I will never remember my very first experience with it. I can't even remember the first five years with it. I know it was there though because it wouldn't mean so much to me now if it hadn't been there since the beginning. The blanket became as routine as brushing my teeth or changing into pajamas. The blanket was always waiting there for me, no matter the mess. I've always kept it there, and still do, all night by my side, with a promise I would return. It is the least I could do to show my appreciation for the years it swaddled me tight. It now crosses my mind that I should have given the blanket a real name instead of just the standard blanket. This blanket has spent every night with me for twenty four years, giving me time to develop a strong sense for it.
It's one of those things not everyone would understand,-I thought to myself when my wife noticed I still cuddled that old thing. Of course, I could sleep just fine with out it, but why would I want to? She would have need to have the life experiences I shared with blanket to completely understand. I would never dare go as far as to say "I want my blanket" as author Larry Woiwode and his brother would to their mother demanding, "We want an orange,"in Woiwode's short essay, "Ode to an Orange".(44) Now the blanket stays tucked next to our bed, just close enough that I would not have to ask for it. It is close enough that if need be, I could grab it and sneak it close to me without the notice of my wife.
This blanket was there for me all night, every night as a servant. If I had a lot on my mind or if I was bored I could finger the little crocheted holes, keeping me occupied or clearing my mind. If it was one of those hot summer nights where sleeping made you sweat, blanket's yarn was the perfect temperature, not too cold, but just right. Blanket somehow never absorbed the summers heat as the comforter or sheets would. On the nights when it was just too cold under the sheets, hugging it to your chest felt like slipping into a sweater. Everything about it is perfect including that soft but not incredibly soft feeling it had, a more 'worn down' soft. Smelling it would remind you of dreams from the previous night. If counting sheep wouldn't put you to sleep, blanket would. The yarn that it was made of no longer resembled yarn. Sticking it my mouth wouldn't tickle and gag me as new yarn would. If I were ever to awake in the middle of the night, my first thought would be to find it. No matter how much effort and commotion I put into searching for it, the second it was found I was sure to be fast asleep. The blanket seems to somehow hide when it comes time to do laundry. It probably gets washed just a few times out of the year. Somehow it still carries no stink with it. The yarn is to compact, too compressed to let smells in.

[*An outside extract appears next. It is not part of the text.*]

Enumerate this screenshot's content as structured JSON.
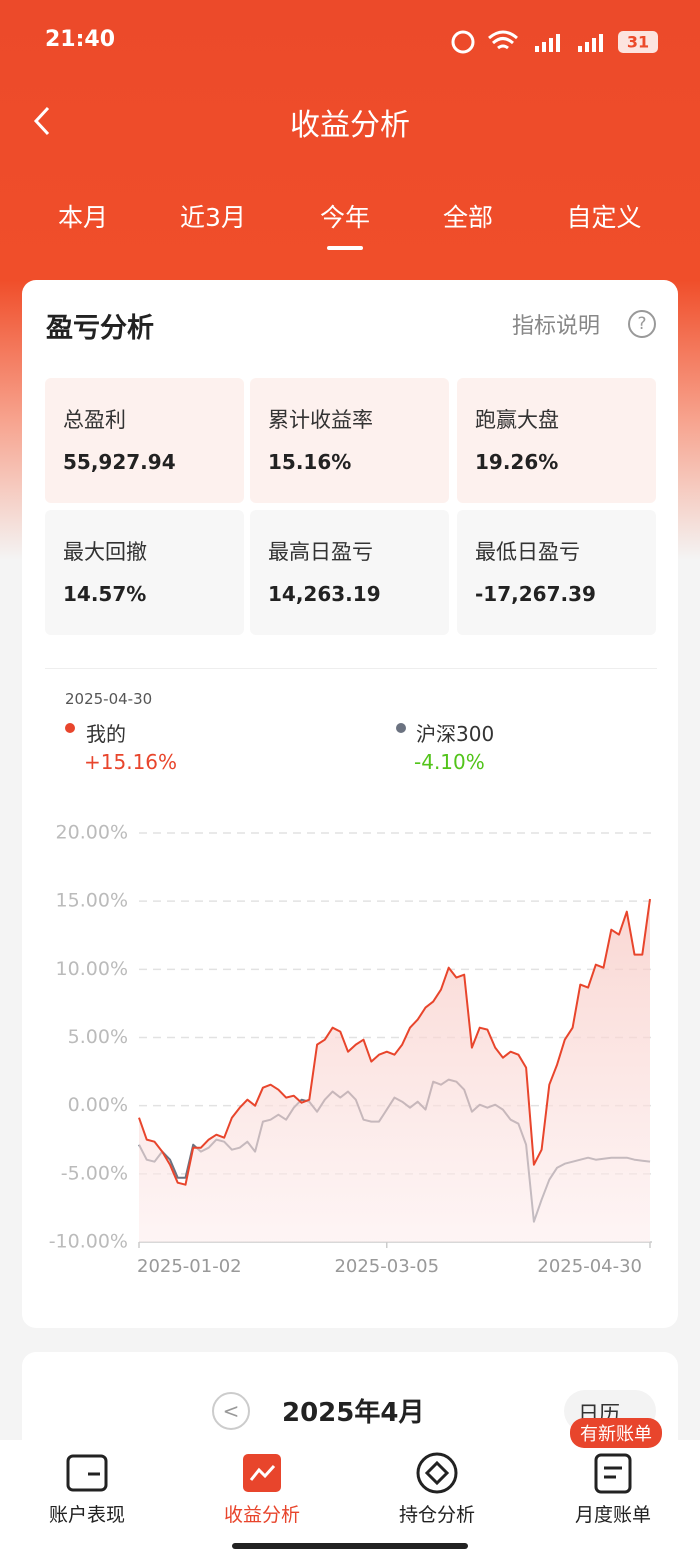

When you are around something every day you don't seem to notice when it changes unless that change is drastic. Based on the dull color it is now, I could only assume it is the same color it always has been. They way it looks like old easter decorations, the pastel colors so worn down, almost matching each other. I have learned that isn't how it has always looked. My grandmother replicated this blanket for my son, Atticus, using the same pattern and the same yarn as mine. You can see the age. You can understand where it has traveled. I can see the colors now so faded that they all resemble each other, so close in comparison. The little intricate crocheted design has stretched, giving the blanket much more size, conveniently keeping up with me.
I have always had the notion in the back of my mind that it was silly to keep it. Maybe soon it will be time to part ways with blanket. In "Writing and Seeing 3" it says "Purpose is the reason for writing-the intention that motivates us and controls why and how we write"(386). As I chose the topic for this paper and as I was writing it I had the thoughts in my head that I had a secret purpose. I needed some sort of event to help me part ways with my blanket. Something that would signify a farewell to blanket. I feel now that this paper could be just what I was looking for to help me do that.
I would still have all the memories to hold with me, never letting me forget about the blanket. I will always remember the time when, as a child, I had my very first sleep over at a neighbor friends Birthday party. It was nonsense to not bring blanket with me like my mother had suggested. I packed blanket into my sleeping bag, rolled it up and headed out the door. I don't remember if I was made fun or if any of the other boys even noticed, but I do remember tying a Birthday balloon to blanket. I wanted blanket to have a keepsake to remember one of its few times out of the house. In my five year old mind that would be not only normal but very thought full of me. It is now twenty years later and there is still that little knot tired to blanket. Blanket is holding that tinfoil not as a remembrance of the time he was more than a blanket, but a friend. It was only a few weeks ago that the little knot finally fall off. I guess blanket was showing me that he was ready to part with the past as I should be as well.
Maybe now I could give blanket to my mother like she pleases, so she can keep it locked away in some closet. She can make him some sort of keepsake. If I do decide to give blanket up I will keep my hopes that maybe Atticus will keep his blanket close to him, like I did my blanket.